Maryland Seeks to Regulate Your Twitters

The Maryland State Elections Board is acting like, well, a bunch of Twits, as it seeks to impose ridiculous new regulations on political use of Twitter, Facebook, and other social media accounts.  Allison Hayward of the Center for Competitive Politics has the story:

This new regulation would extend the document retention requirements to electronic communications.  So, because the state requires a candidate to retain a copy of campaign brochures or bulk mail for a year (which is annoying but doable) it must now retain a sample of each electronic media advertisement, text message, or other social media communication.  The copy must either be a paper copy, or an electronic copy that can produce a paper copy of the message.  …

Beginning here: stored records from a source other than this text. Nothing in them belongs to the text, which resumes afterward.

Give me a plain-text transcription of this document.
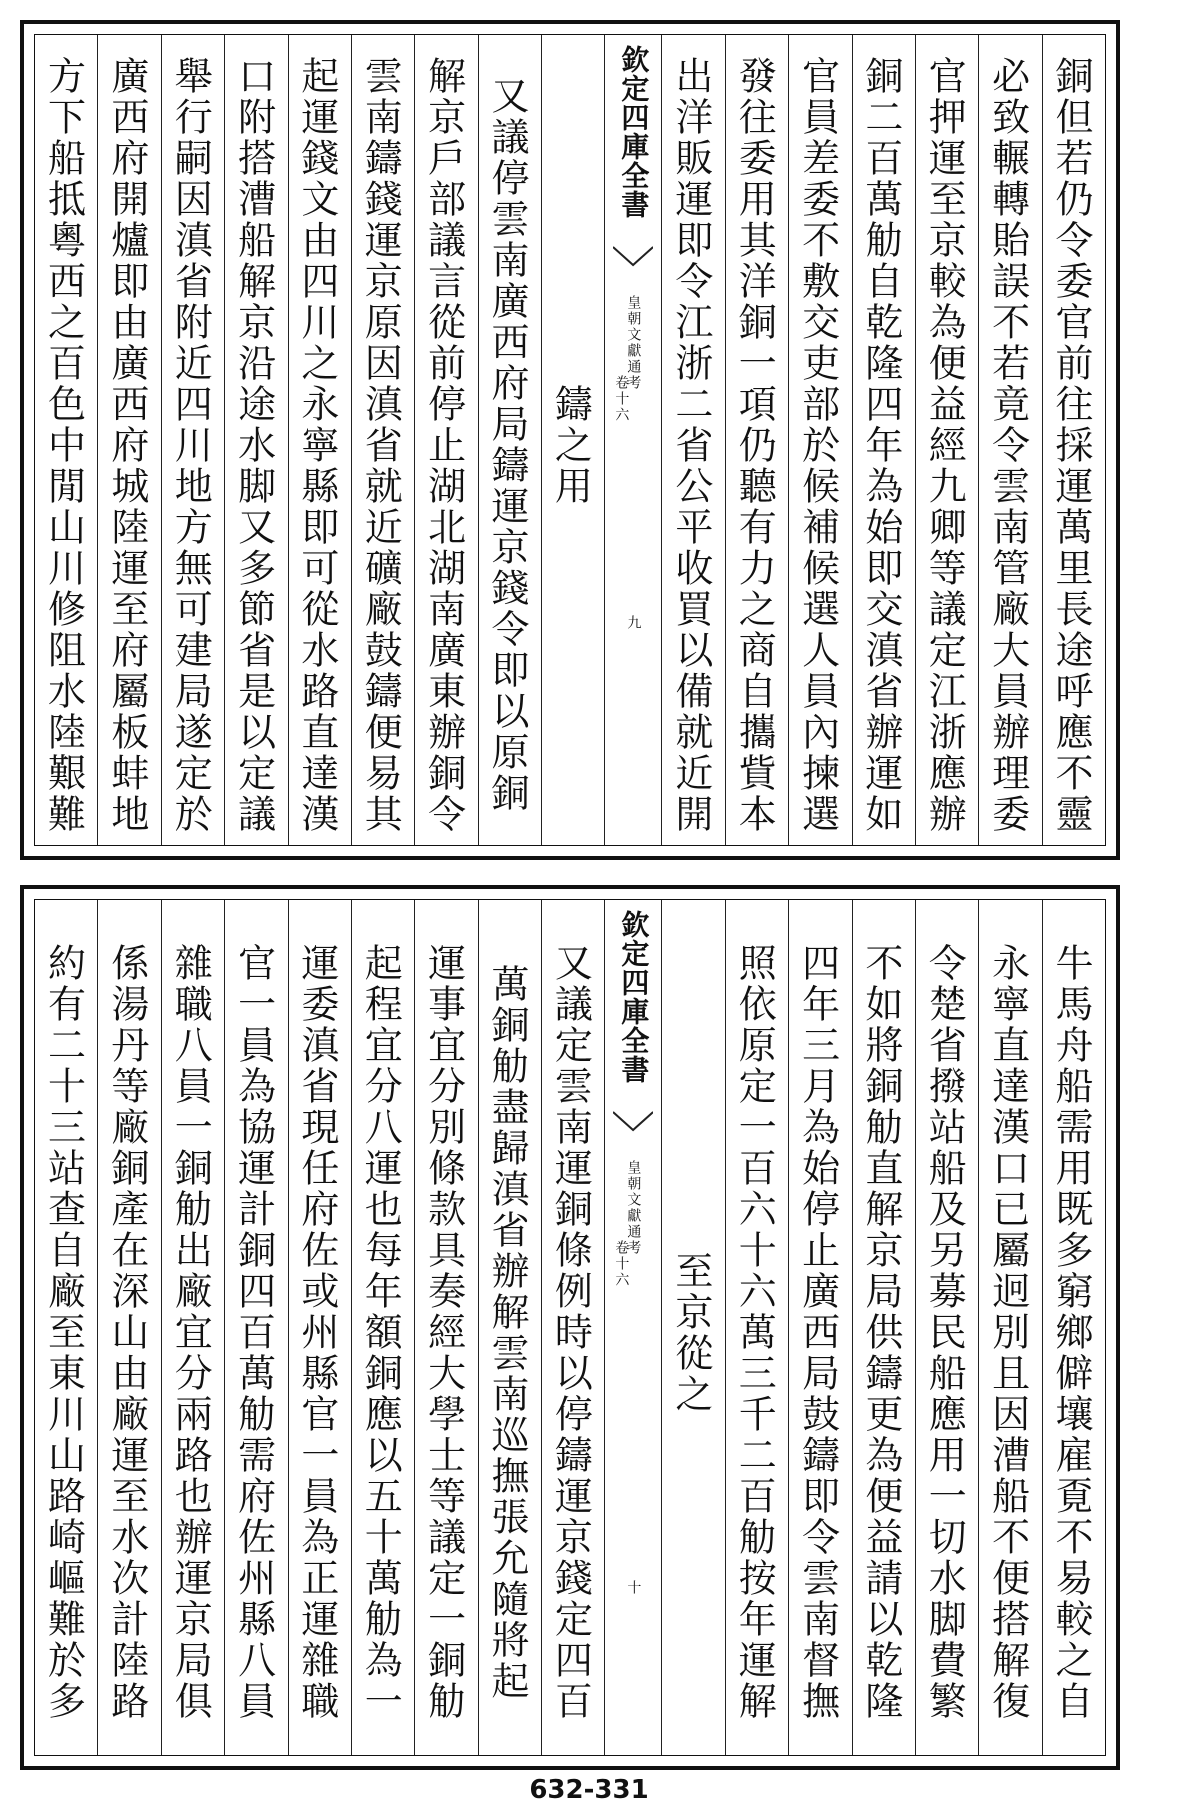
銅但若仍令委官前往採運萬里長途呼應不靈
必致輾轉貽誤不若竟令雲南管廠大員辦理委
官押運至京較為便益經九卿等議定江浙應辦
銅二百萬觔自乾隆四年為始即交滇省辦運如
官員差委不敷交吏部於候補候選人員內揀選
發往委用其洋銅一項仍聽有力之商自攜貲本
出洋販運即令江浙二省公平收買以備就近開
欽定四庫全書
皇朝文獻通考
卷十六
九
鑄之用
又議停雲南廣西府局鑄運京錢令即以原銅
解京戶部議言從前停止湖北湖南廣東辦銅令
雲南鑄錢運京原因滇省就近礦廠鼓鑄便易其
起運錢文由四川之永寧縣即可從水路直達漢
口附搭漕船解京沿途水脚又多節省是以定議
舉行嗣因滇省附近四川地方無可建局遂定於
廣西府開爐即由廣西府城陸運至府屬板蚌地
方下船抵粵西之百色中閒山川修阻水陸艱難
牛馬舟船需用既多窮鄉僻壤雇覔不易較之自
永寧直達漢口已屬迥別且因漕船不便搭解復
令楚省撥站船及另募民船應用一切水脚費繁
不如將銅觔直解京局供鑄更為便益請以乾隆
四年三月為始停止廣西局鼓鑄即令雲南督撫
照依原定一百六十六萬三千二百觔按年運解
至京從之
欽定四庫全書
皇朝文獻通考
卷十六
十
又議定雲南運銅條例時以停鑄運京錢定四百
萬銅觔盡歸滇省辦解雲南巡撫張允隨將起
運事宜分別條款具奏經大學士等議定一銅觔
起程宜分八運也每年額銅應以五十萬觔為一
運委滇省現任府佐或州縣官一員為正運雜職
官一員為協運計銅四百萬觔需府佐州縣八員
雜職八員一銅觔出廠宜分兩路也辦運京局俱
係湯丹等廠銅產在深山由廠運至水次計陸路
約有二十三站查自廠至東川山路崎嶇難於多
632-331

Interestingly enough, representatives from Google, Yahoo, Facebook and AOL supported this rule.  Apparently they believe that the disclaimer requirements will reassure political advertisers and protect their advertising revenues.  Sure – these providers don’t have to observe the retention requirements, and in any case wouldn’t be a party to any violations. …

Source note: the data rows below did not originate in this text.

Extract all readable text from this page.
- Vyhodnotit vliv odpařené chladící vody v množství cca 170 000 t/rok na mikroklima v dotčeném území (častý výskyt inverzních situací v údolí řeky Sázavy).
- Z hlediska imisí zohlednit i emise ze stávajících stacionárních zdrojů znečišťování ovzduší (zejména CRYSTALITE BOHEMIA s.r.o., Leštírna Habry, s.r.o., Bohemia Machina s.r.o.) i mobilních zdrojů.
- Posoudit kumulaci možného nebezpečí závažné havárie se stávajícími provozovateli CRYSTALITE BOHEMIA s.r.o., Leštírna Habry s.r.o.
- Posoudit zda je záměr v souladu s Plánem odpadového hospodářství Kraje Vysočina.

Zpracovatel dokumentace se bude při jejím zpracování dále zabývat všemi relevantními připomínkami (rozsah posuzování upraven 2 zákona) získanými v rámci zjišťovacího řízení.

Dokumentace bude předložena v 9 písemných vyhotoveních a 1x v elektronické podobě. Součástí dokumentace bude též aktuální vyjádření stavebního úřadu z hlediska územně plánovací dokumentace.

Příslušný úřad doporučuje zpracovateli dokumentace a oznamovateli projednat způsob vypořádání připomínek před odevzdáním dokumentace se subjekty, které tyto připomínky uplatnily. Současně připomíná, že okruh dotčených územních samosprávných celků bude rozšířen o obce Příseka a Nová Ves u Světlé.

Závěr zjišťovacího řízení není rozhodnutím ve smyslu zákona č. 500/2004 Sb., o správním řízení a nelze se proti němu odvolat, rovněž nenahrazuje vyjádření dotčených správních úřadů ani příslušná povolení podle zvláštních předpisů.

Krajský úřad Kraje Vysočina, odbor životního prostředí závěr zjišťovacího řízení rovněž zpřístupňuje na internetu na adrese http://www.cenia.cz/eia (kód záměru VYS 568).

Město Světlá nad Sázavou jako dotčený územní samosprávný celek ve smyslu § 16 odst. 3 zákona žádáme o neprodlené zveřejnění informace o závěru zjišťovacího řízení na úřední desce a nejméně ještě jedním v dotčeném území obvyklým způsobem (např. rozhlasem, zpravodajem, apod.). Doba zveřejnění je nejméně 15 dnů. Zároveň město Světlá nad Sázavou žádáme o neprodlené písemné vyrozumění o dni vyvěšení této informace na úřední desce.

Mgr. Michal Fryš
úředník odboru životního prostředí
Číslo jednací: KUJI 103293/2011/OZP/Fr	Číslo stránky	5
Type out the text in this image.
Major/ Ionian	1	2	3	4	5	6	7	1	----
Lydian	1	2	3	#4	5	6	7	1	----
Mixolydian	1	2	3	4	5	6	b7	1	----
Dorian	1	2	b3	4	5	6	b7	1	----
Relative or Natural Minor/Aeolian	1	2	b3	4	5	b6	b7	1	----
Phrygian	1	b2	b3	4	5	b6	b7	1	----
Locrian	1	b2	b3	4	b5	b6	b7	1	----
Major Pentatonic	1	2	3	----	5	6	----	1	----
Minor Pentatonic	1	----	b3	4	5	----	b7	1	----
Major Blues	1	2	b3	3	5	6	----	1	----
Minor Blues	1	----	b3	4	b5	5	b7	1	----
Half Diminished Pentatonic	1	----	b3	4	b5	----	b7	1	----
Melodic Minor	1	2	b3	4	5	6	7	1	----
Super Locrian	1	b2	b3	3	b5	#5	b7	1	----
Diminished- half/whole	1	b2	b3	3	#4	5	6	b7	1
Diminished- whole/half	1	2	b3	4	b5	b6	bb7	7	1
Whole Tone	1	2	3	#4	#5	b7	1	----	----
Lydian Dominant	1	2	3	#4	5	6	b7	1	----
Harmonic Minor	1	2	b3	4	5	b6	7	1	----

This isn’t the end of the story.  The State Board will hold a future hearing and vote on a final draft in the coming months.  By that time, one hopes the Board comes to its senses and concludes that this requirement does little that is good, and abandons the false analogy that electronic communications need further regulation.

Read the whole story here

So-called “Reformers” don’t like to admit it, but they’ve never been comfortable with political speech on the internet, and they aren’t comfortable with it now.  Vigilence is constantly required to keep the internet an outlet for unfettered political speech.